Puis l'histoire m'a appris que nous ne faisons que répéter nos erreurs ou, à défaut d'en avoir la possibilité, trouver de nouvelles cibles. Qu'après avoir asservis les elfes, nous avons combattu les gobelins, les créatures magiques, les Moldus, puis fini, en désespoir de cause, par nous faire la guerre entre nous. Cette incapacité que nous avons à tirer les leçons du passé m'a longtemps plongée dans un grand désespoir, chose pourtant peu courante chez moi. Je ne l'ai surmonté que cette année, dans la perspective de pouvoir cesser cette matière une fois les BUSE passés.
Je suis une enfant de la guerre, c'est écrit sur mes cahiers d'écoliers.
Des cahiers qui, je l'espère, n'appartiendront jamais à d'autres enfants de la guerre.
L'histoire m'ayant profondément secouée, j'ai commencé à m'interroger. Ma vie n'avait été jusqu'à présent qu'une longue suite de rires et de rêves, et pourtant Merlin savait que ce n'était guère parti pour. J'ai grandi entourée d'adultes déprimés, essayant vainement de se raccrocher à un passé qui n'existait plus que dans leur coeur. Sur chaque bouffée d'aurore éclataient leurs sanglots, à la pensée que tout ceci était bien réel et qu'il leur faudrait affronter une nouvelle journée sans celui qui aurait dû être mon père.

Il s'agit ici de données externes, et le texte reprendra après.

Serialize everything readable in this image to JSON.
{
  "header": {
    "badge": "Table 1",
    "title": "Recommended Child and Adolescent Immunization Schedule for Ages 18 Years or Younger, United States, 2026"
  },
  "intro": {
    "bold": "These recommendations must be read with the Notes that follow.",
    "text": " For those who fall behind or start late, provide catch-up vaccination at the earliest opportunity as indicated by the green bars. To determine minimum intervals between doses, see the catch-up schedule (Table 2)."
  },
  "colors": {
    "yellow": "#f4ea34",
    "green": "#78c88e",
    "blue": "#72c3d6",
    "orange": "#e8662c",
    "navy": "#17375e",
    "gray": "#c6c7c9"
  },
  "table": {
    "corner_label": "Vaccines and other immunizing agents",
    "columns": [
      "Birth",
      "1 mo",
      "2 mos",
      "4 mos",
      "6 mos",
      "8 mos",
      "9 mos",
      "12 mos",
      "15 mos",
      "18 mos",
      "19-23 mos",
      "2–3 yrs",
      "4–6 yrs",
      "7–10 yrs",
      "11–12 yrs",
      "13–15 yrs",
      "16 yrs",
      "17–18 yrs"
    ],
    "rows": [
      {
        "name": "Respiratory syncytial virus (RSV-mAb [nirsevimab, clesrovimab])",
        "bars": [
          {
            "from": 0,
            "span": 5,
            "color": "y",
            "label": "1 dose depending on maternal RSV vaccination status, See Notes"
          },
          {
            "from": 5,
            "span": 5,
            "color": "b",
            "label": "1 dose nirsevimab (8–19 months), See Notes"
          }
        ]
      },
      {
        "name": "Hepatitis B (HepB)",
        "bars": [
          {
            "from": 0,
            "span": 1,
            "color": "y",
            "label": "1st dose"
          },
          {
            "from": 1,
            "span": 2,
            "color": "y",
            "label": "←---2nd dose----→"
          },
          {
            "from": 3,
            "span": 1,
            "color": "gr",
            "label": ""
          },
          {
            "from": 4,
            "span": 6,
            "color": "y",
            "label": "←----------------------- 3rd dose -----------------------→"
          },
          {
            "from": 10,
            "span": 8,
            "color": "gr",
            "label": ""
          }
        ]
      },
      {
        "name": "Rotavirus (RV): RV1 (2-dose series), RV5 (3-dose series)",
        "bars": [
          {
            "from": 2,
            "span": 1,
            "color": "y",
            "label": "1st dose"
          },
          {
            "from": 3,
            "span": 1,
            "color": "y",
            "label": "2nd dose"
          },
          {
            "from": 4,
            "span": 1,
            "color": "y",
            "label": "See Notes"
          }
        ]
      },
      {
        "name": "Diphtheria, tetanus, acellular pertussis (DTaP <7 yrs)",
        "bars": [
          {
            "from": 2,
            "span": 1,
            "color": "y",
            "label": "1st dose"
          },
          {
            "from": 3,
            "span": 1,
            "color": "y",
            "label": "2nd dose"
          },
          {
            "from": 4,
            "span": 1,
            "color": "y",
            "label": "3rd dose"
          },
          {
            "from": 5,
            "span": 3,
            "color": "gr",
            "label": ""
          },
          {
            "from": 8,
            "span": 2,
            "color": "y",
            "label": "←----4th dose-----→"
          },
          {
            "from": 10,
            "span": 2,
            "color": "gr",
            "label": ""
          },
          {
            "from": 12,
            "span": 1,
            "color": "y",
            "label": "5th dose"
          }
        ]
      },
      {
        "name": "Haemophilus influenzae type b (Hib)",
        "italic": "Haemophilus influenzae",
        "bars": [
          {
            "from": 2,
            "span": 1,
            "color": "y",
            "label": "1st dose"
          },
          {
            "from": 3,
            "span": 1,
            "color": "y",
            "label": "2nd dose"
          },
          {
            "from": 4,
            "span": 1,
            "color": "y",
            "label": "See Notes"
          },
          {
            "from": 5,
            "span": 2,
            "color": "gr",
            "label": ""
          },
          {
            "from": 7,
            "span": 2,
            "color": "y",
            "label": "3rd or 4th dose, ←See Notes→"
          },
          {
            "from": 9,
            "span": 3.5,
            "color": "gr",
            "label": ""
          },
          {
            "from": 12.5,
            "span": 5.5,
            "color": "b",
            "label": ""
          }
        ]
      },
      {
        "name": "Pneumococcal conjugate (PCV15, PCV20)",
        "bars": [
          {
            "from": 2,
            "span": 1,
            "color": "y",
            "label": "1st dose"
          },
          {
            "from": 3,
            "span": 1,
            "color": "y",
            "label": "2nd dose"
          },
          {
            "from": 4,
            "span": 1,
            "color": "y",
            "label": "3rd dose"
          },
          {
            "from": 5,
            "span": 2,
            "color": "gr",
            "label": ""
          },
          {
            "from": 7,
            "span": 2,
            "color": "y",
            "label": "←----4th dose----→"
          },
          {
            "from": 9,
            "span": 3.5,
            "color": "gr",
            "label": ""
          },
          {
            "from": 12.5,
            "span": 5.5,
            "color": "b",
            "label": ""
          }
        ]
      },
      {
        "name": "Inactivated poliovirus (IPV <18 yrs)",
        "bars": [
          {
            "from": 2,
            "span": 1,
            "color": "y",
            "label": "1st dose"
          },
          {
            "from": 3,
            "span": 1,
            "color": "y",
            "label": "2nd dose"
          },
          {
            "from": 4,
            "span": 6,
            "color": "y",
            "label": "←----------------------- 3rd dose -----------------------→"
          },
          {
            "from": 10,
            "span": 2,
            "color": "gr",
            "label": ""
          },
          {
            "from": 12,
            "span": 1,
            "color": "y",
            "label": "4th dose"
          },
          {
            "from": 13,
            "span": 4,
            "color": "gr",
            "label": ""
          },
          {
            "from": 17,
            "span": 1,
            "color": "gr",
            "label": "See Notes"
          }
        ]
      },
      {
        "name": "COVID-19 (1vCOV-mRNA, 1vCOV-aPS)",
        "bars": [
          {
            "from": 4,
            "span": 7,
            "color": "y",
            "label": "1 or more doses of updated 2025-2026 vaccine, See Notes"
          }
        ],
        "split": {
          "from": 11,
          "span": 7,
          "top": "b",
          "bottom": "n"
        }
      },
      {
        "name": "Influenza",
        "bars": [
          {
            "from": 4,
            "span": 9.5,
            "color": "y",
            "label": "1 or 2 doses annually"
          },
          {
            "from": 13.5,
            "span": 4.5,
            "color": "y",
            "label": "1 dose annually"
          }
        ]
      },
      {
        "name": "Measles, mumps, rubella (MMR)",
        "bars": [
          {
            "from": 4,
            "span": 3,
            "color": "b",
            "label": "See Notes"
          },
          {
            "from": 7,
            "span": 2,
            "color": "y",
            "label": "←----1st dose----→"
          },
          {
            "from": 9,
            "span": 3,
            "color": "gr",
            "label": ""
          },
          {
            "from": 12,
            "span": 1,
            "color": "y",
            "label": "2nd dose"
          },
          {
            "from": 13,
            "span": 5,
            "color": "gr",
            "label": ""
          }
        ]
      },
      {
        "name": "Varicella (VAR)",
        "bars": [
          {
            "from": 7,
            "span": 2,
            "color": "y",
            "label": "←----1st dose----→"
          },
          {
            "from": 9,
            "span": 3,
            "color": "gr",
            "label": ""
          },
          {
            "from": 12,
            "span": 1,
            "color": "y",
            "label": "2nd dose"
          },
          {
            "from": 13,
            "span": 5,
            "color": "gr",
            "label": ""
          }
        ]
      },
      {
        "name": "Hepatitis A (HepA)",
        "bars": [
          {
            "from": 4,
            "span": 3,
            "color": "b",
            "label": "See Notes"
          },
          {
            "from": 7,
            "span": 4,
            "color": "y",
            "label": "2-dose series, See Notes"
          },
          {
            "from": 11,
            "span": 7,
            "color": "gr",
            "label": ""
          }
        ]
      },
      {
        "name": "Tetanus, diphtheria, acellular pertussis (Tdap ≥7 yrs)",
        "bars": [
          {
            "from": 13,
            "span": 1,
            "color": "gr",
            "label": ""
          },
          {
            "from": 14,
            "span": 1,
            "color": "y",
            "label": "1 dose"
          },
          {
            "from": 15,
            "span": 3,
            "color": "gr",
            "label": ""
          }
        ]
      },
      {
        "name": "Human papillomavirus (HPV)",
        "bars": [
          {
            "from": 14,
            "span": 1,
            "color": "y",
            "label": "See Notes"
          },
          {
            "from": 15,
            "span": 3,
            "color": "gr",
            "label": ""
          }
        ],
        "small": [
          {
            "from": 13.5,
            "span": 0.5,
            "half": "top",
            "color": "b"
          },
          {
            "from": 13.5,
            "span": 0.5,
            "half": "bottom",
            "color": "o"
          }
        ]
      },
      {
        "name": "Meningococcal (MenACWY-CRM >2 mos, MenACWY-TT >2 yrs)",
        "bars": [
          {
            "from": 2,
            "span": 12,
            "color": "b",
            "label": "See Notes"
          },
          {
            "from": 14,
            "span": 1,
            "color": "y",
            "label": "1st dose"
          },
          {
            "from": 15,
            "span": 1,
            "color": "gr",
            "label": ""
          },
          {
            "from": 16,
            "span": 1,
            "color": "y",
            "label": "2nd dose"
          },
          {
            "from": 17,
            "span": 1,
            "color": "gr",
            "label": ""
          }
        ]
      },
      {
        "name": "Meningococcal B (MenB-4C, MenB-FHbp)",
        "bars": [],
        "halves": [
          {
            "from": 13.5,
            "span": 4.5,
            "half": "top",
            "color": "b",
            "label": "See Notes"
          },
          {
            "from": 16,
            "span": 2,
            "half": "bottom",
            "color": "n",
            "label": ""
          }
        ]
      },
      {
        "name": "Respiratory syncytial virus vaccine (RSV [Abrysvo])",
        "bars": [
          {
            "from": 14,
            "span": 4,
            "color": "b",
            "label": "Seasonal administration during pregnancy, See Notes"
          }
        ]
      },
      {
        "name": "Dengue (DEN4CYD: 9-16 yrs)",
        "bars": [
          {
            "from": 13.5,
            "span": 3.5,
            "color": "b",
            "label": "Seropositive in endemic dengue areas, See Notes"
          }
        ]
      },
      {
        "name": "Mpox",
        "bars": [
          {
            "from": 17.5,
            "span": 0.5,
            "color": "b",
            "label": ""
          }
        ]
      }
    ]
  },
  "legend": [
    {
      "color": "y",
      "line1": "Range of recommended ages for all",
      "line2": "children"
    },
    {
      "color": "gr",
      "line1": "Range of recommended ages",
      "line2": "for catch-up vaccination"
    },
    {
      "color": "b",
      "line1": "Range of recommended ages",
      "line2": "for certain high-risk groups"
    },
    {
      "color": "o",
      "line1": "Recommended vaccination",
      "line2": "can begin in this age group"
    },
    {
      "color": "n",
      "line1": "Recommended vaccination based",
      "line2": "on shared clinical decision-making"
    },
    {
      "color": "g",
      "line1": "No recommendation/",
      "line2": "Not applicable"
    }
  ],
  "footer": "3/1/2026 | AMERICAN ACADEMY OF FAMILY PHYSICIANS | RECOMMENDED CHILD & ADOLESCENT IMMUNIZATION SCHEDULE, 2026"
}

Je suis une enfant de la guerre, c'est écrit sur les sentiers éveillés.
Les sentiers qui, toute mon enfance, m'ont accompagnée jusqu'à la tombe de Colin Crivey.
Mon histoire était alors bien simple. Je n'avais pas de père, mais il avait été un héros de guerre. Il avait laissé sa vie sur les marches de la mort, pour que des enfants comme moi grandissent dans un monde d'espoir. C'est pourquoi naturellement, je décidai d'honorer son engagement. La vie m'avait privée de sa présence, j'allais prendre ma revanche. J'ai inondé les prairies environnantes de mes rires, ai été l'enfant exubérante et sympathique attirant tous les autres autour d'elle, et ai fait de couleurs aussi lumineuses que le jaune mes couleurs favorites. Parfois, et là étaient mes plus grandes victoires, j'arrachais un sourire sur la solitude nue de ma mère éplorée.
Je suis une enfant de la guerre, c'est écrit sur le front de mes amis.
Mes amis qui m'ont longtemps considérée comme plus fragile que je ne l'étais.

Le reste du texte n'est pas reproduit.